The Prime Minister resisted. A private citizen who happened to be a lawyer from the Prime Minister’s political base intervened through a court action and won. The trio did not have to stand aside. It all took a few weeks. For his trouble, the “private citizen” earned just under Shs13 billion; enough to pay the basic salaries of all Uganda’s 40 or 50 judges for six years!

Then, two weeks ago, in response to the weird mathematics determining promotion or relegation in Nigeria’s soccer league arrangements, one team whipped another by 67 goals to nil. In another 99-minute match, one team annihilated the enemy by 79 goals to nil!

It is against such tales that some of Uganda’s military commanders in Somalia were reported to have sold off supplies meant for soldiers under their command (see Sunday Monitor, July 14), removing another layer from the long-standing myth that the UPDF is generally not corrupt. But since it was not your grand-mom who looted the DR Congo, or bought those junk choppers, or was inventing ghost soldiers, and man eateth where he worketh, the commanders were spot on.

Moreover, they could have been reasoning quite soundly.
Take the stolen apples: Everybody knows that apples are European fruits. Our thing is bananas. Even a mischievous football fan who wants to make fun of an African player throws a banana on the pitch, not an apple. So, a smart commander would figure out that most of his men were unlikely to be habitual apple eaters.

Even for those who had acquired the taste, their little income made the pricey fruit at best an occasional luxury. Four apples given to each soldier every two weeks was, therefore, already to spoil them; a daily apple would verge on command level irresponsibility.

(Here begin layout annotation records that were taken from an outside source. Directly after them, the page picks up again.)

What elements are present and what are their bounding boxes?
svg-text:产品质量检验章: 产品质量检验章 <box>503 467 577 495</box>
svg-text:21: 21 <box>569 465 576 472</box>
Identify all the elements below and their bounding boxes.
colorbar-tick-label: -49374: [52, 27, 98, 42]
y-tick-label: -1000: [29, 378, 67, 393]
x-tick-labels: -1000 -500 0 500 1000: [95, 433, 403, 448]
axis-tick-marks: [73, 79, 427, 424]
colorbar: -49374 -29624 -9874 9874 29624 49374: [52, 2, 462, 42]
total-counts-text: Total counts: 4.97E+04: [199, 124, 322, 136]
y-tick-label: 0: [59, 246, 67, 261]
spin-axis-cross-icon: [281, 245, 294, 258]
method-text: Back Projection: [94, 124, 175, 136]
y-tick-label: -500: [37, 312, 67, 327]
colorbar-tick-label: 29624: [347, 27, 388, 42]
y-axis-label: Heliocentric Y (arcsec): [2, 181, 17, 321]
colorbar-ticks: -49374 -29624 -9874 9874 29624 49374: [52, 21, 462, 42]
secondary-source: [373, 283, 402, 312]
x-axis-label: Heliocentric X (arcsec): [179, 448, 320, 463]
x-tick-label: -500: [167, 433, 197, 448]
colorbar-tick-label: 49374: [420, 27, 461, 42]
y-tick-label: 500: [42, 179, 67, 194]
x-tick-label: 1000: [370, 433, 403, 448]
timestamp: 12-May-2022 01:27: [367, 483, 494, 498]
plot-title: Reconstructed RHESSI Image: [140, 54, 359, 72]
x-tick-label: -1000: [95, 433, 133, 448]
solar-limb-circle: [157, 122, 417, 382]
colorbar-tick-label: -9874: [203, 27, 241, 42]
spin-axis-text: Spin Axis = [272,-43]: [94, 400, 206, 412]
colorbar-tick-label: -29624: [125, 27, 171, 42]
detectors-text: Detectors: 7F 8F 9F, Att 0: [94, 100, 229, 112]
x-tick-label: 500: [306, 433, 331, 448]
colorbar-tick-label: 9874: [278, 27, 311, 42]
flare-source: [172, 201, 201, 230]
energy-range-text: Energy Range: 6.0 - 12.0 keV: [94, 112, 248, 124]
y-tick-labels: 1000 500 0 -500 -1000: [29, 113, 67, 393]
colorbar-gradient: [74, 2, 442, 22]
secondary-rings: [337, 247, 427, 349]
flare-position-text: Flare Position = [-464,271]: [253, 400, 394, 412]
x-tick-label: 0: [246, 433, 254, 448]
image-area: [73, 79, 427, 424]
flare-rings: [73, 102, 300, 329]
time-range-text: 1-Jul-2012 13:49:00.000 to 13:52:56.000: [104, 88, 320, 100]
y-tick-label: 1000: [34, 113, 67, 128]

Stolen milk: It is the Bahima of Ankole and the Karimojong who are obsessed with cows and milk. A roll-call of the contingent in Somalia shows such regional balance that one sachet of milk (instead of two) per day should be sufficient for most of the soldiers.

Stolen fuel: What is one lousy trucked tanker when powerful Ugandans are eyeing billions of barrels in Bunyoro’s oil wells?
Stolen blankets: Soldiers are trained to be hardy. Are there winter conditions in Somalia that really call for a blanket? One could go on and on.

More seriously, of course, it was always a delusion to imagine that the UPDF could be isolated from the national pandemic of corruption.